Well, not a total n00b as I play with LLM for almost year and a half now, but with local LLMs since summer. Although I have a profound experience with local image generators I thought I can use some of this knowledge with setting LLMs although it doesn’t seem to be that easy ;)
Any input that will shed some light on the problems I have will be greatly appreciated :)
Hardware:
Ryzen 9 3900X, 48GB RAM, RTX 4090
Oobabooga startup params:
--load-in-8bit --auto-devices --gpu-memory 23 --cpu-memory 42 --auto-launch --listen
I still have a problem getting around some issues, likely caused by improper loader settings.
I’m looking for some tips how to set them optimally. I use oobabooga UI as it’s the most comfortable for me and lets me test models before deploying them elsewhere (ie. to company UIs - I’m working on a chatbot connected to a vector db for local document storage and I thought about ooba as a backend for quick loading of models and setting parameters and exposing them via API) however It’s documentation is vague and I have a feeling that names for the parameters and so on are not standarized too. Which loader is optimal? ExLlama2_HF or AutoGPTQ? Latter pretty much always gives me issues :( and in ExLlama2 when I try to set longer context lenght and set alpha_value or compress_pos_emb it starts having trouble especially with repeating numbers ie it will say 190 instead of 1990 or 3137 instead of 31337 (but sometimes also with words shorting them in a strange way) - is that expected behaviour?

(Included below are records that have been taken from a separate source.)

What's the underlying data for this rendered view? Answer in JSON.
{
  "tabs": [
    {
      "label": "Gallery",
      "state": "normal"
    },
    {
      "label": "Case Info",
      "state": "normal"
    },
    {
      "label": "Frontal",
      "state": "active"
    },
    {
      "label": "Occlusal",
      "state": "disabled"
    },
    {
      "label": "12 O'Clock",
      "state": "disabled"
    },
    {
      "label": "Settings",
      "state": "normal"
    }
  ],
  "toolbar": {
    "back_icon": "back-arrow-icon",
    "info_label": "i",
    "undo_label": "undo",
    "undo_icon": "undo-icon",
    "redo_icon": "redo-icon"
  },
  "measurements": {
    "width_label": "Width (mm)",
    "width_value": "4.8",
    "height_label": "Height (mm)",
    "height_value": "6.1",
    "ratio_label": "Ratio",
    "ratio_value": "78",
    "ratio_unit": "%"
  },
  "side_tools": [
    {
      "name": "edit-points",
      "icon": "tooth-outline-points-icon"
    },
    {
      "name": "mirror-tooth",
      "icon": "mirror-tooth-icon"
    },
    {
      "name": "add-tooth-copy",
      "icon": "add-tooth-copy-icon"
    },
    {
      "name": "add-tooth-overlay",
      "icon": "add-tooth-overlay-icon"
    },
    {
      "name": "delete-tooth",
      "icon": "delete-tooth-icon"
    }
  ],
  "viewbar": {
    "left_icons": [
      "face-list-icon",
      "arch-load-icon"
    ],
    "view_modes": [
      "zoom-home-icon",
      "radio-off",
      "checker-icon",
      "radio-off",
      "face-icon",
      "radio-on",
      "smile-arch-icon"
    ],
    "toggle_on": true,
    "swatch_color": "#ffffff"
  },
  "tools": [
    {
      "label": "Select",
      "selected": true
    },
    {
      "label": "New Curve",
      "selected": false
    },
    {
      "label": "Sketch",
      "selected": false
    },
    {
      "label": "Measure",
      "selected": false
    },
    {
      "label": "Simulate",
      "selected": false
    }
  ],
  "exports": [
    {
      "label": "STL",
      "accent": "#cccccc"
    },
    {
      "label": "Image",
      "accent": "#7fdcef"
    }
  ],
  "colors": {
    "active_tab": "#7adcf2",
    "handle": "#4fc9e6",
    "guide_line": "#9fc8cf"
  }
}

I would like to use context lenght that will be longer (4k or even 8k hardly cuts it) also I would like the LLM to generate longer replies - it’s not always necessary but sometimes it’s desired (ie for code generation) - usually instructing the model to “continue” helps, but longer answers would be nice.
BTW is the “max_position_embeddings” in the model’s config the same as the " max_seq_len" in the ExLlamav2 loader settings?
Or maybe you can just point me into some more advanced tutorial discussing these thing? All the stuff I find doesn’t delve into these things (just basic tutorials how to run oobabooga or other ui and they always use default configs).
Thanks for the informative answer. I will take a look at GGUF models (although I’m not sure yet how to split them between cpu/gpu yet (I will take a look at llama.cpp parameters).